Apple est donc dans le peloton de tête des entreprises qui permettent à l’État de fonctionner. Ce calcul sur la TVA peut être évidemment étendu à Google, Facebook ou bien entendu Amazon. Et le développement de ces entreprises sur le marché français est loin d’être à son climax... une taxe, telle que Bercy la conçoit viendra ajouter à la fiscalité directe sur ces entreprises, et donc directement sur leurs clients : nous tous.
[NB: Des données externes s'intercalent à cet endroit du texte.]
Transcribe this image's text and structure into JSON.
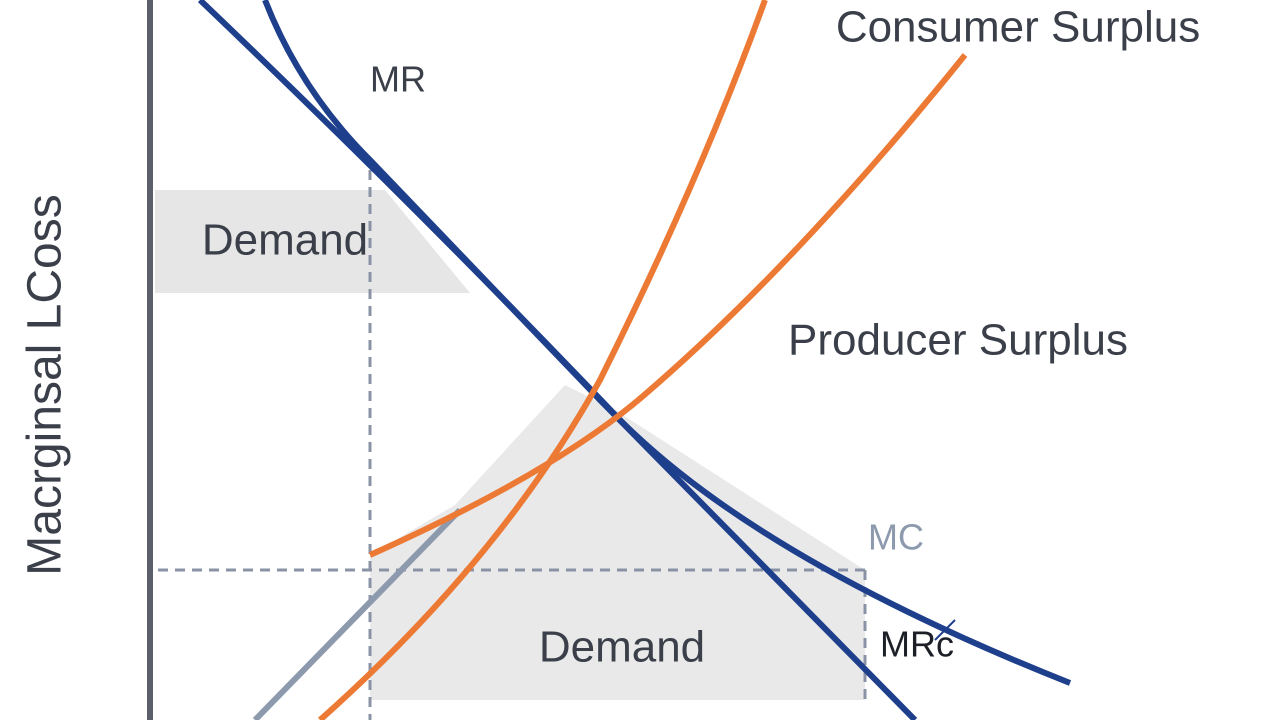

Bercy va ainsi faire payer aux consommateurs de ces produits le manque de vision de cette administration quand il s’agit de faire grandir l’économie numérique et engendrer des champions internationaux. Tout au contraire, le gouvernement a dépuis des années une action que l’on peut qualifier de « réactionnaire » et « paranoïaque » quand il s’agit de faire des lois sur le numérique. Le délire législatif sur la RGPD, par exemple, n’a d’égal que son inutilité pour le citoyen. La République numérique d’Axelle Lemaire fut un également un sommet d’inepties politiques. Enfin, une fois la Hadopi créée, rien n’a pas été engagé dans sa suite pour faire grandir un ou plusieurs distributeurs de produits culturels. Deezer a d’ailleurs fini par être cédé au russe Blavatnik et dernièrement au fonds royal saoudien. La modernisation de l’Etat est aussi à l’image de cette gabegie. Les sites web ou services mobiles de l’Etat sont particulièrement mal faits et incompréhensibles pour le citoyen moyen. Des millions d’euros engloutis pour un résultat plus que médiocre. Un tableau noir généralisé pour l’Etat sur le numérique qu’une taxe sur les Gafa ne viendra pas laver. Echec auquel s'ajoute le bilan plus que mitigé de la FrenchTech.